Ahora muchos dignatarios prorrumpieron en carcajadas.
—Ruego a Su Majestad que no considere a mal mis palabras —se apresuró a señalar Djehuty—. Sólo me he atrevido a decir lo que mis viejos ojos han visto. Sin duda no existe nadie como el señor del Alto y Bajo Egipto en el campo de batalla, pero mi faraón posee una esencia divina, y yo sólo me refería a los mortales.
A Tutmosis le encantaban las salidas de su general. Su astucia siempre encontraba las palabras adecuadas para llevar el juego hacia donde quería, y el faraón adivinó lo que se proponía.
—Y dime, Sejemjet, ¿con qué tipo de arma eres más efectivo? —inquirió el rey, sonriendo. Sejemjet pensó que el suelo se abría bajo sus pies y lo engullía sin remisión.
—Bueno, yo... —balbuceó—. Ruego que no hagáis caso al noble general, oh, dios de las Dos Tierras.
—Es una de sus virtudes naturales —le interrumpió Djehuty—. Su modestia sólo es comparable a su habilidad. En realidad domina todas las artes; hasta es invencible en la lucha con bastones —apuntó con exagerado énfasis.
—¡Cómo! Es mi espectáculo favorito —señaló Tutmosis, que había decidido seguir el juego a su general para dar muestras, una vez más, de su gusto por la política de mensajes velados—. La lucha con bastones forma parte de la esencia de nuestra tierra —aseguró—. Te advierto, general, que he visto a los mejores combatientes en ese arte.
—Pido al señor de Kemet que sepa disculpar mi audacia. Sin duda me he dejado llevar por la excitación del momento, aunque seguro que algún día podréis juzgar lo que digo.
Menjeperre estaba encantado. Djehuty era capaz por sí solo de crear las más encendidas polémicas, como bien sabía, y en aquella ocasión se le veía decidido a hacer su victoria completa. Se sentía eufórico; un estado de ánimo al que no convenía abandonarse ante la corte. El viejo general quería hundir su daga hasta el final en su gran día, sin importarle el riesgo que corría al dejar dicha arma en manos ajenas.

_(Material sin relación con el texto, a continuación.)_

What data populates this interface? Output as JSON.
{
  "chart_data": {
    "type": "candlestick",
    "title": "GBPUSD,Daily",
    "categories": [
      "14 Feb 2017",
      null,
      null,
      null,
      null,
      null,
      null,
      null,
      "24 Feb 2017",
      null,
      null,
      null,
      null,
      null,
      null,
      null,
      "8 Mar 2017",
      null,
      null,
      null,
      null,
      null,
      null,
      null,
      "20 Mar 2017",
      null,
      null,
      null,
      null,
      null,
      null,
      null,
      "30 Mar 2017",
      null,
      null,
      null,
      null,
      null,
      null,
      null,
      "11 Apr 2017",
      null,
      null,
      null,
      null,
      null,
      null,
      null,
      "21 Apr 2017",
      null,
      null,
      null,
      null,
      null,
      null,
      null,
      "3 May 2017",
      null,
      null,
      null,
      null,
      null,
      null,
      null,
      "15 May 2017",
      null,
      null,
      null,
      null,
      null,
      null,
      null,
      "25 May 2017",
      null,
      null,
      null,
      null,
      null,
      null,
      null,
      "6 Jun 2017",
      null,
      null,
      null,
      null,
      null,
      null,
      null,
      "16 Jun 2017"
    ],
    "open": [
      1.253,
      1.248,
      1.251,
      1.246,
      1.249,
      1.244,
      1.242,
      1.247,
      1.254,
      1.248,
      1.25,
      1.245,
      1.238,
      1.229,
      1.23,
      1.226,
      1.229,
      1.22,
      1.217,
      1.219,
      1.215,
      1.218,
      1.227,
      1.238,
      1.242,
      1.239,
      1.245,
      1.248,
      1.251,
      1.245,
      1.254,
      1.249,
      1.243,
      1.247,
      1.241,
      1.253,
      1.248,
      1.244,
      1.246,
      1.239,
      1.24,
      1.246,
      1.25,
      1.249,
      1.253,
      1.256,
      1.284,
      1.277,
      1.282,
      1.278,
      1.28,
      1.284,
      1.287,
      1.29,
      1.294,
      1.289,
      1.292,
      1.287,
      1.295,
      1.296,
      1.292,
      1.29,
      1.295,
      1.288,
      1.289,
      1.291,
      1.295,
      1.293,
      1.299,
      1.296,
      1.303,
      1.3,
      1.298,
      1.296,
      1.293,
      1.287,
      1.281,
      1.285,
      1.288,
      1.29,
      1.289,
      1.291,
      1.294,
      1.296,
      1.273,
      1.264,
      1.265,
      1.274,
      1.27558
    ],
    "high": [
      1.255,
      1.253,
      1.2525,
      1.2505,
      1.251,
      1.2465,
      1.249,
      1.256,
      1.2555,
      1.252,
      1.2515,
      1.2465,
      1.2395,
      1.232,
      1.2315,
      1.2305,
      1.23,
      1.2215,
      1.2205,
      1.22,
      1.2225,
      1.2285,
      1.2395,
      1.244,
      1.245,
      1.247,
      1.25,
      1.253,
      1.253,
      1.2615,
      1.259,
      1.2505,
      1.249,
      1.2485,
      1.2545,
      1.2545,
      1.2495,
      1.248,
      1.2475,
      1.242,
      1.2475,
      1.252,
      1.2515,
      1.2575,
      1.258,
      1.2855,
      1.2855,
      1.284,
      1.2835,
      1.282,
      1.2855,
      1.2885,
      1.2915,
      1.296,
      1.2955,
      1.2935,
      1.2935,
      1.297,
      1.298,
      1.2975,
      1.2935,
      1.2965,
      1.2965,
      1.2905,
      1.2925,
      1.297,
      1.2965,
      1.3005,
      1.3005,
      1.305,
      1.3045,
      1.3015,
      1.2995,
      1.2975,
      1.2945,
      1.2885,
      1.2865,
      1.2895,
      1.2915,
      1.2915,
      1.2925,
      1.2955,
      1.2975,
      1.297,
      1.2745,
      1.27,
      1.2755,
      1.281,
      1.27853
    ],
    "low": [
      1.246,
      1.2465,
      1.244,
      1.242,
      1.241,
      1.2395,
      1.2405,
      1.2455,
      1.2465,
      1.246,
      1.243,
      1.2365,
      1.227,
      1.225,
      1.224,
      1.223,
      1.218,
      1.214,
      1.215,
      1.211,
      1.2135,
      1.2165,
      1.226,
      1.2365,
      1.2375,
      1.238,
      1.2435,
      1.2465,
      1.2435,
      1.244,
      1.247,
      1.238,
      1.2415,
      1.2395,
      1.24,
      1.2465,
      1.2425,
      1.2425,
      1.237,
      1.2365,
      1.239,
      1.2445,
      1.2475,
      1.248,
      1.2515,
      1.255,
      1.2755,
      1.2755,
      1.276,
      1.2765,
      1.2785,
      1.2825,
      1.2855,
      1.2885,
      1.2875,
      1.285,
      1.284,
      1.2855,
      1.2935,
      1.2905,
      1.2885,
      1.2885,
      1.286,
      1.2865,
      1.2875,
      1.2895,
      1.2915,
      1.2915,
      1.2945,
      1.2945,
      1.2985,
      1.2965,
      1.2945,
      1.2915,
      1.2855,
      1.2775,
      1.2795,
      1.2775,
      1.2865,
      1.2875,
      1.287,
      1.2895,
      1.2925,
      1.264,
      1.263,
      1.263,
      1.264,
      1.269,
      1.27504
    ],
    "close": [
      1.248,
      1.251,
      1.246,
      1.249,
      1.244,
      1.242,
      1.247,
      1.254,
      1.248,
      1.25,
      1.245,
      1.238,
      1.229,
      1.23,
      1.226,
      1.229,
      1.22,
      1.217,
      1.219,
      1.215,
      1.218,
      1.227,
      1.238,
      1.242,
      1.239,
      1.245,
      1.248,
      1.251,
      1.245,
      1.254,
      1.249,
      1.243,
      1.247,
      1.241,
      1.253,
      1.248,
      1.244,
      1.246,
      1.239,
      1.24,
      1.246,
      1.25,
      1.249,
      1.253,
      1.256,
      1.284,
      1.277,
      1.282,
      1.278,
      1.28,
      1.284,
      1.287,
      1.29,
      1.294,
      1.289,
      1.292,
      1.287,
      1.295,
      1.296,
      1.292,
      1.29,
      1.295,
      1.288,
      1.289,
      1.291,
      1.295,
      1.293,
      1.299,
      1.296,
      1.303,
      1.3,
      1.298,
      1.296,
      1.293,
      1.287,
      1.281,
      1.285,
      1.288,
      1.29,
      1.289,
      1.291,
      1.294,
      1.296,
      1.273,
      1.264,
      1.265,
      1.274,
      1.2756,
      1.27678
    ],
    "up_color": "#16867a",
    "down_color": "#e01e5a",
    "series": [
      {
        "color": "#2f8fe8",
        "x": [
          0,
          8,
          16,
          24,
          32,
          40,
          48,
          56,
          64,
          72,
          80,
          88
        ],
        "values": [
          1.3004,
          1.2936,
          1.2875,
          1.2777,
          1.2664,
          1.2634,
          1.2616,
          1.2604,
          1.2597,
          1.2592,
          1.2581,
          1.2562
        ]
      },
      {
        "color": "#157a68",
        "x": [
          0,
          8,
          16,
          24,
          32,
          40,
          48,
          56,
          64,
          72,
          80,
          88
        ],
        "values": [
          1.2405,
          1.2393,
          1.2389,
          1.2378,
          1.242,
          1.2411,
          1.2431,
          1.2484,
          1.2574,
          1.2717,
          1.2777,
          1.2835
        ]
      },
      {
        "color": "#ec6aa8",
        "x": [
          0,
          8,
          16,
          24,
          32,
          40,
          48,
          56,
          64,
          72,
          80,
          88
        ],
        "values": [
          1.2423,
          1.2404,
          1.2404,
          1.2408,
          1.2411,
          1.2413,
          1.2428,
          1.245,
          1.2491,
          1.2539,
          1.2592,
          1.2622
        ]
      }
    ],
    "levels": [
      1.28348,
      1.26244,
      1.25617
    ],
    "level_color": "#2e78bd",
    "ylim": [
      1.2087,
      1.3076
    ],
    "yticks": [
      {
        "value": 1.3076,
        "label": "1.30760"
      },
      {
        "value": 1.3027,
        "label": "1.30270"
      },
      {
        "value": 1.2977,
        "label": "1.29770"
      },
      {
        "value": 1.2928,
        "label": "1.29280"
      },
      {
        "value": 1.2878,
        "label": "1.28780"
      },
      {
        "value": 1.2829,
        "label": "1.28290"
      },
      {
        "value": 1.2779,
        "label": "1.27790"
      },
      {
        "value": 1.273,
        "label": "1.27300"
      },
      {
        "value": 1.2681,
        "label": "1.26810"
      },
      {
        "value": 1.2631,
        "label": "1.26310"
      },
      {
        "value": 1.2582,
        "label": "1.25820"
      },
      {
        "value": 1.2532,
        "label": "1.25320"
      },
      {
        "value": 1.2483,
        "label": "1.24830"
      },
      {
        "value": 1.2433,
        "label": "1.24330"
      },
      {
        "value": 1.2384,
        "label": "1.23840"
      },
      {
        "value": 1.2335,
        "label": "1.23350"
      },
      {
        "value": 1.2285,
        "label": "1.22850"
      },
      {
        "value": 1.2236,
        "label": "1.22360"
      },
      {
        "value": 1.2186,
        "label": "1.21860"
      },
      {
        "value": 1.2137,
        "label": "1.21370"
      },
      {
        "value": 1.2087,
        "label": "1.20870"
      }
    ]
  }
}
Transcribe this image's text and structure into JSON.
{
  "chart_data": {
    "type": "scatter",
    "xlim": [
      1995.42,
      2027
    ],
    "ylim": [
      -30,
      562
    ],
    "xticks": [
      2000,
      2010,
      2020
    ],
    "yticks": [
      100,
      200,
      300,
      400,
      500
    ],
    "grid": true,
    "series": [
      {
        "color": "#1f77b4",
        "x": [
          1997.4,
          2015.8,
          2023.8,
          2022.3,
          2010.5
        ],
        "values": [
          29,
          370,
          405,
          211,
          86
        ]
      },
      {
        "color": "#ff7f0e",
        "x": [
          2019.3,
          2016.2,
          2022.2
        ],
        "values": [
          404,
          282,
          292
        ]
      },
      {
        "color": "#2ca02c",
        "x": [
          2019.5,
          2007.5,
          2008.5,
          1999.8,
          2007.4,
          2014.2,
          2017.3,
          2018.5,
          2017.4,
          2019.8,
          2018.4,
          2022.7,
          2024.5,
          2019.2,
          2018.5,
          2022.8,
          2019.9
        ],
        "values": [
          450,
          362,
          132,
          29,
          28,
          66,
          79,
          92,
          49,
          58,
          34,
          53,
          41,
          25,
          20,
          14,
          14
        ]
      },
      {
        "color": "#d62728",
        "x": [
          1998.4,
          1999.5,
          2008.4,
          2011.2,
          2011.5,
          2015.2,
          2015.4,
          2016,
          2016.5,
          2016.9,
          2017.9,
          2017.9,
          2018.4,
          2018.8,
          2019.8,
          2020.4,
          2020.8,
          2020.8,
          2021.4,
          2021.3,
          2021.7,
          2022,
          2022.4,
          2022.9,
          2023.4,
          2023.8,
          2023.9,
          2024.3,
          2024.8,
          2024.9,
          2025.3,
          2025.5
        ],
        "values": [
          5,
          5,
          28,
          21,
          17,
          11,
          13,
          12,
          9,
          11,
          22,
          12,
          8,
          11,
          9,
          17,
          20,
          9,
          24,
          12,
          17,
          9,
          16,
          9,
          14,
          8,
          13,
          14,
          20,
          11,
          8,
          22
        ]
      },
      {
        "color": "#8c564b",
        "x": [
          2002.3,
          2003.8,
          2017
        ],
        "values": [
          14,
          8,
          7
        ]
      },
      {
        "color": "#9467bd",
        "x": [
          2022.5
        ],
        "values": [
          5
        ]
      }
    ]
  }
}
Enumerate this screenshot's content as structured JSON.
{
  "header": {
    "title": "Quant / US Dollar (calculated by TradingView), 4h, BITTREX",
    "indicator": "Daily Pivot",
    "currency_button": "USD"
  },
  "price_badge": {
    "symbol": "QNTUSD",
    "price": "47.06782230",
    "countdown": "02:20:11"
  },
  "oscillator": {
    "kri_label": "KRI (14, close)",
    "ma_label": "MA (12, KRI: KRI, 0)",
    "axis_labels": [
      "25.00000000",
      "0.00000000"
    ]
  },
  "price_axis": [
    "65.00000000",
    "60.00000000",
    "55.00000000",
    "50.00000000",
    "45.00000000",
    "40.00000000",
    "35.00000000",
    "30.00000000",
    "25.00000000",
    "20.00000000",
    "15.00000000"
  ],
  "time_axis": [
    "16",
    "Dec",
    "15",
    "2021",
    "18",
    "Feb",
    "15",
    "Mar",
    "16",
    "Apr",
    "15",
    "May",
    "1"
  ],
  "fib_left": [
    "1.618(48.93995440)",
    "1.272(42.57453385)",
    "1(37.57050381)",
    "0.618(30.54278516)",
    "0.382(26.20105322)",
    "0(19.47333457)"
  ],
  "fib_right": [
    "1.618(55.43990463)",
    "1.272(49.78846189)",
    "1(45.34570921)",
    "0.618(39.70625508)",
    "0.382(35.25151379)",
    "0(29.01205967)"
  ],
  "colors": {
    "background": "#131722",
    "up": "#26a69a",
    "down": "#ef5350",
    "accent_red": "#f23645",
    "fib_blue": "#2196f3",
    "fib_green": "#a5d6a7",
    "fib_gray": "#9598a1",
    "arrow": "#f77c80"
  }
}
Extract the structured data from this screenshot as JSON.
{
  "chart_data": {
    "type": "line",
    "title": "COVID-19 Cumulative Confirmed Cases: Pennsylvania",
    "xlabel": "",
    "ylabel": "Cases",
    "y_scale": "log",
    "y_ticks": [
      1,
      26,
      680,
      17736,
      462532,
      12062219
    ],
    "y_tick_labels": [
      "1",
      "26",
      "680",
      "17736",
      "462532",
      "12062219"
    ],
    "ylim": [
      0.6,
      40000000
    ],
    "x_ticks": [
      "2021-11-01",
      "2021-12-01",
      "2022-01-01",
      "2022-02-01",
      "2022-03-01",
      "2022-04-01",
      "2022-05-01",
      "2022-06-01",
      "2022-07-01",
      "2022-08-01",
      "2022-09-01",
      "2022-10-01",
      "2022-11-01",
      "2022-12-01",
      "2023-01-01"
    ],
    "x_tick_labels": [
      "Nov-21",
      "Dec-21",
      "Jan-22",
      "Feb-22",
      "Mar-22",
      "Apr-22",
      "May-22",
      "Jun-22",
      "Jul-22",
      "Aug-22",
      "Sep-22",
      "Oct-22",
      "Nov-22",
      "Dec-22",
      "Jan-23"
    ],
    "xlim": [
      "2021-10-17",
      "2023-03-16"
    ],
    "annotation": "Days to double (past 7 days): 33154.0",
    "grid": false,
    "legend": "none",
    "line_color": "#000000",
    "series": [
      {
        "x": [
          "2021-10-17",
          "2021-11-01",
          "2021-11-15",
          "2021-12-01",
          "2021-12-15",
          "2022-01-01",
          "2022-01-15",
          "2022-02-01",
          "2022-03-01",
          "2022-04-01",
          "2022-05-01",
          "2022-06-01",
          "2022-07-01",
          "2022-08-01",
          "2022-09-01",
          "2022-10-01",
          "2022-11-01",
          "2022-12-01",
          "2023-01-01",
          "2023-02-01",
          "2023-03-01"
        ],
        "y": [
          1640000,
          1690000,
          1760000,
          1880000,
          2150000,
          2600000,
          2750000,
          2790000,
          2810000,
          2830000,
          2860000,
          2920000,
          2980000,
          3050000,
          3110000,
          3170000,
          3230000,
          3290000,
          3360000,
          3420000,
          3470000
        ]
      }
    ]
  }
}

Al faraón no le extrañó el ardid en absoluto, y se felicitó al comprobar, una vez más, el buen tino que había tenido al elegir a aquel hombre como gobernador de una provincia tan conflictiva como Siria. Mas la rivalidad era algo que le gustaba, y que no dudaba en fomentar en cuanto le era posible. Él mejor que nadie conocía la soledad en la que, en definitiva, se encontraba siempre la corona. Cuando el panorama se tornaba oscuro, sólo le quedaba refugiarse en los dioses.
—Me parece que nuestro laureado general tiene especial interés en que nos complazcamos en admirarte, oh, ilustre guerrero.